Sep 6 Brian Curless (University of Washington)
  Capturing Visual Experiences
  Abstract: Why do we take pictures and videos? Often, the answer is that we hope to capture moments in time, so that we can later recall and savour them once again. Digital cameras and camcorders are making it ever easier to record these moments, but often, something is lost. Photographs freeze time and space, losing the sense of motion in a scene and losing the freedom of motion available to the original viewer, and video is usually of lower resolution and finite duration, and still gives up viewpoint freedom. Furthermore, the task of sorting through the reams of image and video data that an individual records is becoming simply burdensome.

In this talk, I will describe research aimed at helping the user to better capture and re-experience the moment. One approach is to build complex hardware to acquire an immersive representation of the scene, allowing virtual flythroughs and the like. The work I will describe is far less heavy-handed - it is based on handfuls of images and simple video captures and has more modest goals of representing subtle effects like rippling water and small parallax. In fact, I argue that these subtle effects are quite powerful and can better reflect the experience available to a person observing a scene than, say, artbitrary flythroughs.

The specific projects I will present span a range of inputs and outputs. From a single photograph of a natural setting, I will show how one can add pleasing motions such as swaying branches and rippling water [2]. By taking a handful of nearby photographs or attaching a multi-lens array to a camera, I will demonstrate how small parallax and synthetic aperture effects become available to the user [3]. Panoramas can be synthesized from a set of photos with the same optical centre; I will describe how this idea can be extended to work with panning videos to create panoramic video textures [1]. Next, I will show some recent progress in combining the spatial resolution and ease of editing of photographs with the high temporal resolution of video. Finally, I will describe a new interface to video browsing that leverages the conventions of hand-drawn storyboards to enable single image illustration of video clips with intuitive spatial dragging on the summary image to explore the time axis of the video [4].
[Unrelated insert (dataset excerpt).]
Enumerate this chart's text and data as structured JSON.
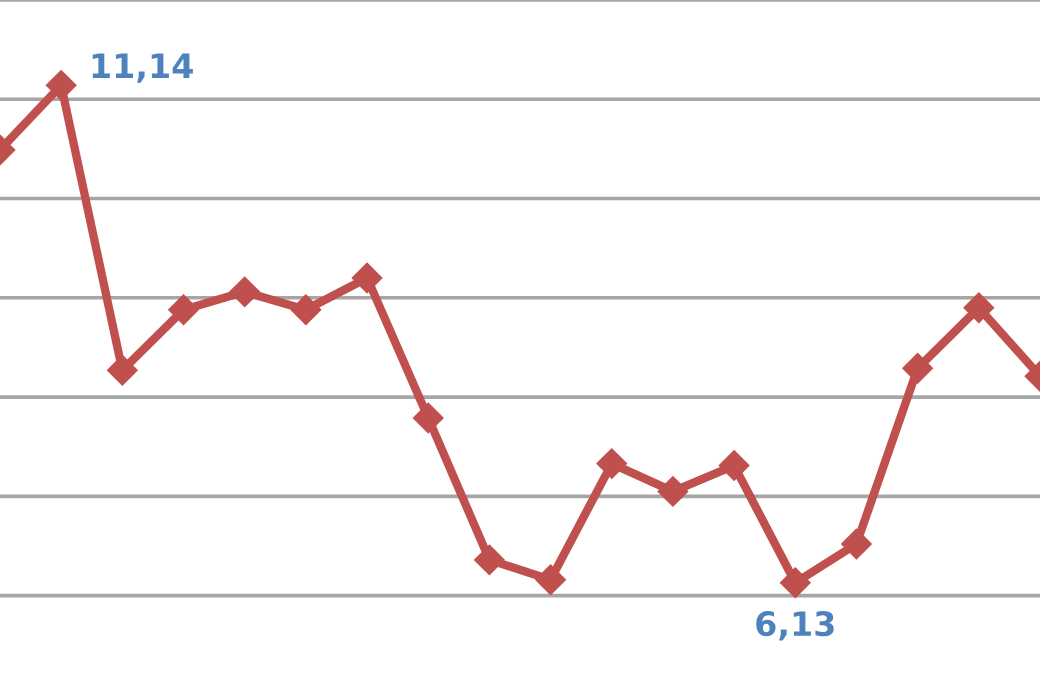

[1] Aseem Agarwala, Ke Colin Zheng, Chris Pal, Maneesh Agrawala, Michael Cohen, Brian Curless, David H. Salesin, and Richard Szeliski. Panoramic video textures. ACM Transactions on Graphics (SIGGRAPH 2005), 24(3):821827, 2005.
[2] Yung-Yu Chuang, Dan B Goldman, Ke Colin Zheng, Brian Curless, David H. Salesin, and Richard Szeliski. Animating pictures with stochastic motion textures. ACM Transactions on Graphics (SIGGRAPH 2005), 24(3):853860, 2005.
[3] Todor Georgiev, Ke Colin Zheng, Brian Curless, David H. Salesin, Shree Nayar, and Chintan Intwala. Spatio-angular resolution tradeoff in integral photography. In Proceedings of Eurographics Symposium on Rendering, 2006.
[4] Dan B Goldman, Brian Curless, David H. Salesin, and Steven M. Seitz. Schematic storyboarding for video visualization and editing. ACM Transactions on Graphics (SIGGRAPH 2006), 25(3):862871, 2006.